While the debate rages on, we bring you a report from the very trenches of health care: the wards of hospitals. These comments come from residents, attending physicians, and doctors in private practice, and may serve to open some eyes…
Spend any amount of time in a hospital, and you will be astounded by the amount of time taken up with paperwork. Detailed reports, for every single patient encounter (largely for defensive purposes), are input into ever more sophisticated computer systems. The latest wrinkle allows medical billing experts to view these reports as they are being entered in real time, so that they can issue helpful pop-ups suggesting how additional billing items can be added.
But then, don’t blame the hospitals completely. They need the additional revenue since insurance limits reimbursements, and they are forced to treat many patients at no charge. Hospital poverty can also be used to justify the virtual slave labor conditions under which residents operate.
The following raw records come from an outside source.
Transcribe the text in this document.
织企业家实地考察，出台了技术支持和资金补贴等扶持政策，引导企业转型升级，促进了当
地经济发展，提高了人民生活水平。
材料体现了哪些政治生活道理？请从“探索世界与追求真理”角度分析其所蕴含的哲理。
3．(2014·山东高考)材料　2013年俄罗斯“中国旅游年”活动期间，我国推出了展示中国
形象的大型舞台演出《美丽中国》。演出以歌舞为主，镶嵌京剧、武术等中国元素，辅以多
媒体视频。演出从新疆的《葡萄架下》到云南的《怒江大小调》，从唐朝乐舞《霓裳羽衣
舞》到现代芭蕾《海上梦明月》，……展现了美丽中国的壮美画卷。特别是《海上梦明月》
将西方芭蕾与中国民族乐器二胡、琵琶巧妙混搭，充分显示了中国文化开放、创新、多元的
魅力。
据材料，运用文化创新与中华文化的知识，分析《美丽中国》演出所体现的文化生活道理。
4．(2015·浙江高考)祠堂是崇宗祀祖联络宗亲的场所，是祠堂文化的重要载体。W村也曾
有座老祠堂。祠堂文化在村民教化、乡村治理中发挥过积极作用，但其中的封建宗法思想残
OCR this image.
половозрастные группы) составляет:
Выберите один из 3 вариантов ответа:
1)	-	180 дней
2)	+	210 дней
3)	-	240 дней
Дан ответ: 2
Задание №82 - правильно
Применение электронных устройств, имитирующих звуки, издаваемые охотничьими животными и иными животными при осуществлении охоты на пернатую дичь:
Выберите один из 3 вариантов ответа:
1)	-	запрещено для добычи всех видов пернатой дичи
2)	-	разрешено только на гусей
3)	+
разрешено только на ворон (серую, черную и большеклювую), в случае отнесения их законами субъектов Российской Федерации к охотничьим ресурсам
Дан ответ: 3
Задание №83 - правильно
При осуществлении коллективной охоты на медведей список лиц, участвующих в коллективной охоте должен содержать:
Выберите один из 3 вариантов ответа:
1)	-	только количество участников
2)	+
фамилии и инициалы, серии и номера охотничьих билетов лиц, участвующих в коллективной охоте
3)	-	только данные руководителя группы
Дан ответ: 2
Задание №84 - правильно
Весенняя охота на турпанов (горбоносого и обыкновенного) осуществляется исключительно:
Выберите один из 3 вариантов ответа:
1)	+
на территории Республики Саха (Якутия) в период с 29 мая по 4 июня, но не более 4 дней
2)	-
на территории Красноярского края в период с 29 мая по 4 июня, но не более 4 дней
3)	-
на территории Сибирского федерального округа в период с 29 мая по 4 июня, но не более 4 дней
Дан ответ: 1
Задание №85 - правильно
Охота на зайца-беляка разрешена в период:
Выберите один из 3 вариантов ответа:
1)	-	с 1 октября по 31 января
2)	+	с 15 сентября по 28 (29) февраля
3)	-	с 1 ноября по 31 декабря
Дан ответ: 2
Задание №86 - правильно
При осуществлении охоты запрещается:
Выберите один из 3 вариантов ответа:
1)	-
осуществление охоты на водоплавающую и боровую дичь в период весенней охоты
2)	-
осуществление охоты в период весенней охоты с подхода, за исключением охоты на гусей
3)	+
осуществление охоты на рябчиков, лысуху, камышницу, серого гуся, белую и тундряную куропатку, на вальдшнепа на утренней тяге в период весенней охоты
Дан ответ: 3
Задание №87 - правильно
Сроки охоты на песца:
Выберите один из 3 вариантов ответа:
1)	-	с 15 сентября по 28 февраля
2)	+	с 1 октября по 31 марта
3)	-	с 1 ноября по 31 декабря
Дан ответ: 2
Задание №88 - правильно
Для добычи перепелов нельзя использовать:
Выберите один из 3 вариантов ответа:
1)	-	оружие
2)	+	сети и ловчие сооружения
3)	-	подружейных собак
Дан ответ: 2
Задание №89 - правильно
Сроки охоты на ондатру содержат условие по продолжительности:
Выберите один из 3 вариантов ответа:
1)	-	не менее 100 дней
Med students, facing $200,000 plus college loan debt, can look forward to around $40,000/year as a resident (with slight step increases for each year) and upwards of 80 hours per week on the job.
The lengths of residencies seem to make little sense, unless the goal is to keep the slave labor machine going for as long as possible. Then there are innumerable fellowships, that exist between the completion of residency and the move to private practice (or an assignment as an attending physician), that can tie up the poor docs for another two years at very low pay.
The slave labor concept could be somewhat justified in the past in light of the big bonanza at the end of the rainbow for the docs. However, with very few exceptions, that simply does not exist anymore. And, in the few specialties in which it still may exist, in certain cases it is only because of expensive procedures that are monopolized by specialists.
Many people are unaware that colonoscopies are performed by non-doctors in several other countries, and one might question the value added by having this be the exclusive province of gastroenterologists. Few specialties are despised within the profession as much as this one, since virtually no one likes the work, and if the remuneration were as low as it is for pediatricians, no one would go into it. Indeed, when the recommendation for frequency of colonoscopies was changed to every ten years, all other specialties cheered.
The length of medical education, along with the endless system of credentialism in just part of the medical cartel. The fact is that a vast number of mistakes are made, and most of these are committed by physicians with an armload of credentials—most of which are based on exams rather than actual clinical skills.
Finally, the notion of defensive medicine and all this implies, including “customer service” departments at hospitals, as well as the patient being able to challenge such things as his data of discharge help jack up costs. One resident related a story of a patient who wanted to stay past his discharge date, and argued passionately about it, until he found that he would be footing some of the bill. As it happened, this would have been a relatively small amount (under $1000) but since no one is supposed to pay for any of his health care—at least directly—he balked and checked out at the recommended time.
Anyone who expects the federal government to be able to clean up this mess would probably qualify for lengthy psychiatric care.